Что же теперь сказать про них? У меня был хороший отец – он показал мне как отвратительно пьянство; я имел отличного товарища – он укрепил во мне привычку не пасовать перед трудностями; мною руководил потрясающий начальник – он помог мне выработать приёмы борьбы с неприятностями; а все вместе они раскрыли мне глаза на то, каким не надо быть. Всё же иногда мне кажется, что если бы я не подозревал о существовании этих людей, я жил бы легче. Вероятнее всего, я просто персонифицировал зло, обозначил, наделил узнаваемыми чертами для безошибочного разоблачения и давлю его, как трёхглавого дракона, две шеи сжав в руках, а на третью наступив ногой, с наслаждением наблюдая за их конвульсиями. И зачем только судьба послала мне знакомства с вами, я и так бы не заблудился в определении зла. Хотя, как знать, может быть именно за мою недогадливость, были мне  ниспосланы те уроки столкновений со злом. И ведь не уклониться от этих встреч, отчего жизнь начинает казаться бегом по кругу. Из-за них я жил закутанный в страх, который пытался разорвать вспышками ярости. Моя избитая, исколотая душа долго потом залечивала раны. Но теперь я вас забыл, я даже не приду плюнуть на ваши могилы. Пускай отец загрязнил моё детство, одноклассник- отрочество, начальник – молодость, я сейчас, когда мне 25 лет, сам творю свой мир и свои воспоминания.

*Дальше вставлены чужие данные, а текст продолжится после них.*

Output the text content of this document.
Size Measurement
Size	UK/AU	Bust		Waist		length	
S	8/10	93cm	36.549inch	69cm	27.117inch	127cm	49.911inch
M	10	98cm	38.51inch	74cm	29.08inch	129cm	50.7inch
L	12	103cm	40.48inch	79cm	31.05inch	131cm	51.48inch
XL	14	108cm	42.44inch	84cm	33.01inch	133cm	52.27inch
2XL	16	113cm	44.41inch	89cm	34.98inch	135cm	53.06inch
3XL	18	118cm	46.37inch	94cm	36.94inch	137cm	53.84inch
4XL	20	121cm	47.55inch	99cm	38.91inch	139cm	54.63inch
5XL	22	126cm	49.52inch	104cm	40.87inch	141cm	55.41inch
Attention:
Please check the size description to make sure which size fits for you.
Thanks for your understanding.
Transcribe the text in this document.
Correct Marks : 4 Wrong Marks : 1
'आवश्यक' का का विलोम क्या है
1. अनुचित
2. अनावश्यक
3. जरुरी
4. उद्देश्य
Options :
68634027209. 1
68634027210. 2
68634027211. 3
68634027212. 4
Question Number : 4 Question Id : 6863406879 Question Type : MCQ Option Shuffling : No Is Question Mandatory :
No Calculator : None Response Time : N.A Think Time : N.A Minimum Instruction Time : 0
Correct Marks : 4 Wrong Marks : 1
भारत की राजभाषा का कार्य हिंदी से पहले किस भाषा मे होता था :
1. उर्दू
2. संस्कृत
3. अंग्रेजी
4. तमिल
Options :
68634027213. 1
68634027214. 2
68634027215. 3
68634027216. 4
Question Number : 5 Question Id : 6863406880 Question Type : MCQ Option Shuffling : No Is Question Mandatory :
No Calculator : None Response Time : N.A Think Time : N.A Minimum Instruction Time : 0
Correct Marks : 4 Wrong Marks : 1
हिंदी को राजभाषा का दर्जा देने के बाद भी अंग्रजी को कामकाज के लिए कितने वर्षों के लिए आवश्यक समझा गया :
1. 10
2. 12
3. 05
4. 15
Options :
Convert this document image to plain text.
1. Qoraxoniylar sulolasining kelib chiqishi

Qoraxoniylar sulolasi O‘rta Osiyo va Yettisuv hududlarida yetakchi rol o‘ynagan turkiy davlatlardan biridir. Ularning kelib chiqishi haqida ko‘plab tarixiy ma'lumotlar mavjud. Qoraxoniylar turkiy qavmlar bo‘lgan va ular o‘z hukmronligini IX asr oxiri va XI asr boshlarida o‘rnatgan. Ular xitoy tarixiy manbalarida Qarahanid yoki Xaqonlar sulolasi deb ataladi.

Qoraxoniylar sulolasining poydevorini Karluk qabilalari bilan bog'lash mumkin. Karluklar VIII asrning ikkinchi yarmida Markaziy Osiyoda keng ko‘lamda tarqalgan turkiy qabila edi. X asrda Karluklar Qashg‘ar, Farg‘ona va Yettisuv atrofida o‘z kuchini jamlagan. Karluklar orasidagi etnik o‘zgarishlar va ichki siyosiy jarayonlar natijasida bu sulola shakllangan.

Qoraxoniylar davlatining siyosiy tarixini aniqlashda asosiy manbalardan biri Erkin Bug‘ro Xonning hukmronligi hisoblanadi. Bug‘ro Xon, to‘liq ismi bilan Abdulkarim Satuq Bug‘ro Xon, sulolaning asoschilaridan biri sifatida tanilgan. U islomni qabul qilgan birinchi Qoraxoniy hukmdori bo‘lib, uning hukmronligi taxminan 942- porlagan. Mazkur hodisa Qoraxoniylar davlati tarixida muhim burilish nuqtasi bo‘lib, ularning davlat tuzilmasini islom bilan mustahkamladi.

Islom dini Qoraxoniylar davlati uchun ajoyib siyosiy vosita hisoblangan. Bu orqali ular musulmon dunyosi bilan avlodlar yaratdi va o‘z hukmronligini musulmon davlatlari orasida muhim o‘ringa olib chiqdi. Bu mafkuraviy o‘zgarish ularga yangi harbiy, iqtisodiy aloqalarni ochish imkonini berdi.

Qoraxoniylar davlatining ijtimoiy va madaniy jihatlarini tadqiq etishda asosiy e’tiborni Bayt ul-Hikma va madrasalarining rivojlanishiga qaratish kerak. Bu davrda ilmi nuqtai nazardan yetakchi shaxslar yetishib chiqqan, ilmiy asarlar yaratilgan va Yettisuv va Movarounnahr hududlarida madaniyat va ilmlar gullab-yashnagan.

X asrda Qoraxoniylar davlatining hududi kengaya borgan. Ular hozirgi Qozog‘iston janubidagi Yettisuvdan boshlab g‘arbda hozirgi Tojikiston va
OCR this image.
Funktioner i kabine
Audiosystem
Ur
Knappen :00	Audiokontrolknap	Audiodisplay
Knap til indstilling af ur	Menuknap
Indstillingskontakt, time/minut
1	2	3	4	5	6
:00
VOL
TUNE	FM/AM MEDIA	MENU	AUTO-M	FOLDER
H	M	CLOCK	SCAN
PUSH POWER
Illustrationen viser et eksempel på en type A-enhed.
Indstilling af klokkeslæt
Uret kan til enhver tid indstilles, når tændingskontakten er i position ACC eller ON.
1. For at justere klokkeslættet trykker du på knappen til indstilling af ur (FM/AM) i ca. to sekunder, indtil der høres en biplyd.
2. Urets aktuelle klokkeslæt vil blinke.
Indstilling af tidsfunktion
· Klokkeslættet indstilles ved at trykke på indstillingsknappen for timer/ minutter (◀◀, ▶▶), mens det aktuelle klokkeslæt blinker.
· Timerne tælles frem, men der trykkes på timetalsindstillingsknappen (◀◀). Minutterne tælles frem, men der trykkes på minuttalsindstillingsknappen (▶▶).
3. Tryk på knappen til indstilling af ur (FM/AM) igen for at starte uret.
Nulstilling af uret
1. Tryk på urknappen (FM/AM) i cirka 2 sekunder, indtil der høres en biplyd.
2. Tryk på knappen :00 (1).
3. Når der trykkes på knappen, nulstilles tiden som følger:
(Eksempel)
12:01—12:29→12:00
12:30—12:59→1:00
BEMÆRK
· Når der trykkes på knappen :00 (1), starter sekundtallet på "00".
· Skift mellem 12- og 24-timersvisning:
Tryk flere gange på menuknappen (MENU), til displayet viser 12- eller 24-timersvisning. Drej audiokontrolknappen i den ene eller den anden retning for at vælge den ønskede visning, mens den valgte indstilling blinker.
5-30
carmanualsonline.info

В моём мире растрёпанное облако плывёт поверх заката. С другой стороны, с восточной, луна сияющей лампадой уже повисла над горизонтом. Воздух неподвижен, и лес безмолвно созерцает себя в зеркальном озере. Цветёт черёмуха, и луна тоже пахнет черёмухой. Неподалёку дремлют освещённые светом луны лёгкие сереброногие берёзки. Над зеркальной от вечерней тишины водою растекается одиночество, звенящее ожиданием чуда. Из-под тающей синевы всё сильнее проступает сверкающий космос с раскрошенной по нему блестящей пылью, которую утром сметает рассвет и застилает всё небо голубой скатертью, и медленно катится днём по ней золотое яблоко, расплавляясь вечером в оранжевый закат. Раскалённое на западе небо долго потом остывает. Закат медленно проваливается под землю. А космос сияет над головой жемчужными звёздами, рассыпанными по бархатной темноте. Из души исчезает толстый осадок едкой обиды. И, встав на заре, я весь день потом вспоминаю о покрывале драгоценной росы тихо снятом утренним солнцем со свежей, ещё невысокой травы, о цветущих счастливых деревьях, вскипевших шумом под первым порывом струистого весеннего ветерка. Я вспоминаю о белоствольных берёзах, полощущих нежно-зелёные листья в синем небе. И пускай время неумолимо перелистывает мои дли и ночи, жизнь представляется мне заряженной добром, мягким мерцанием какой-то непонятой, но почувствованной истины. Иногда мне кажется, что я слышу тихий голос этой истины мира и один надо мною Отец, Друг и Начальник.